Locally, the couple minister at GAP Church in Miami, Oklahoma, helping with the various ministries including the children’s programs.

But their hearts, along with some of Tanya’s family members, remain in Russia.

Needing hope

Tanya said life was different in Russia before the 1990.

As a student, she was encouraged to believe in Grandpa Lenin rather than a God. Attending church — especially an evangelical congregation — was looked down upon. Tanya said her mother and grandmother would often secretly take her to church.

In the early 1990s, the country began to allow missionaries to visit. That led to an increase of evangelical churches and chances to attend church publicly.

Many of those churches, Tanya said, are still growing and blossoming, even as members often face persecution. Changing rules and regulations make it more difficult for believers to spread the Gospel.

Russians are learning to read the Bible themselves rather than relying on the past belief that a priest was the only person who could read and understand the Bible’s’ message.

Tanya believes Russians are open to faith because many struggled to remain hopeful under communism. She believes the lack of hope is why many Russians struggle with alcohol addiction.
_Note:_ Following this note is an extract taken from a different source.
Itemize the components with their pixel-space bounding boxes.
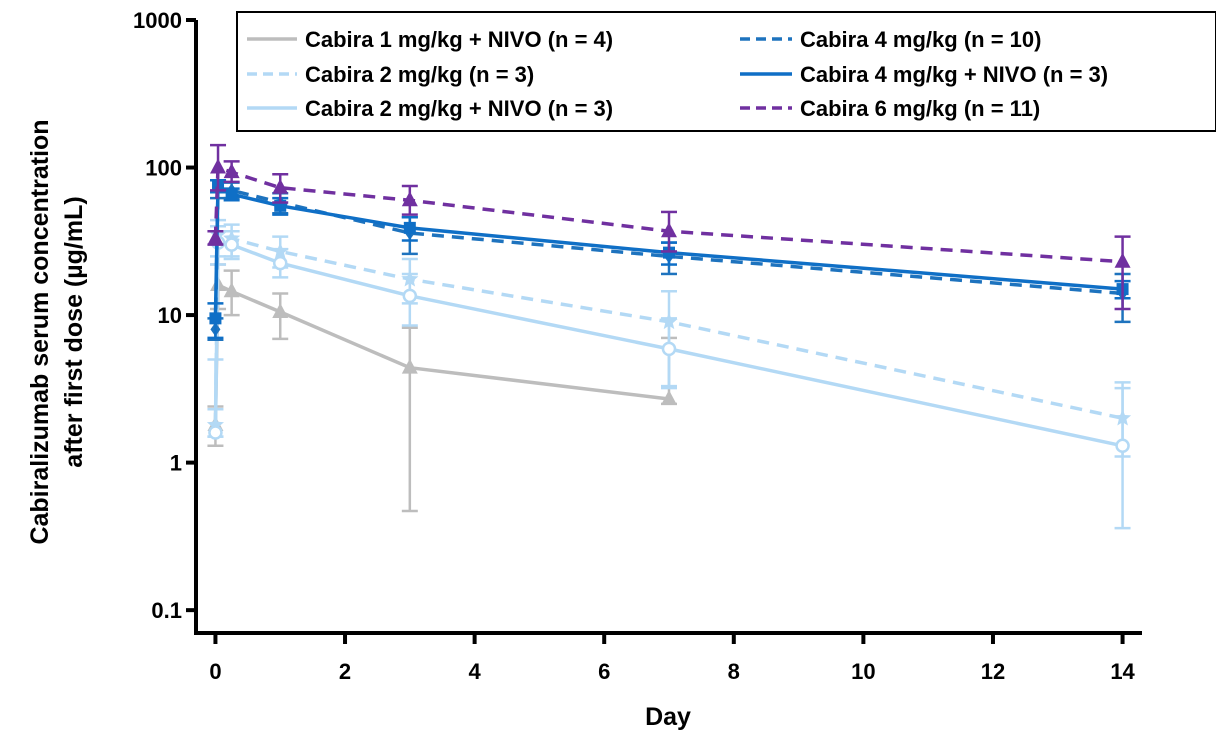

A series of rehabilitation facilities for the Russian people is one of the strength’s of the evangelical church community. Some Russians have become missionaries to those living outside of their country.

Tanya and Dana hope people around the world continue to pray for the Russian believers and pastors — especially as those pastors strive to take the message out into remote villages and locations within the country.

Dana said many churches in Russia use rented spaces for their congregations. This can be risky at times because it relies on the generosity of the building’s owner.

She recalls one time when Dana’s congregation was kicked out of their building for months. The members met in a forest for two months, before dividing to meet 40 to 50 at a time in various apartments.

“Most believers meet wherever they can meet,” Dana said. “Very few own their own buildings.”

Some congregations have saved for years, building their own facilities a little at a time. Dana said it took members of Ulyanovsk Christian Center more than 18 years to build their church.

Tanya’s home congregation in Yoshkar-Ola bought and renovated an old movie theater in order to have a permanent home.

Encouragement is what Dana and Tanya say the congregations need the most. Encouragement is also needed for non-Russians who travel to the country for the educational opportunities. Tanya said a growing number of students from Africa, Indonesia and India travel to Russia to study.

“Russian believers need prayer support,” Tanya said. “Jesus is the only hope and answer.”

While the couple do not have natural children, they know children of all ages have come to faith through their work.

“Our biggest reward is to see generations of kids know Jesus,” Dana said.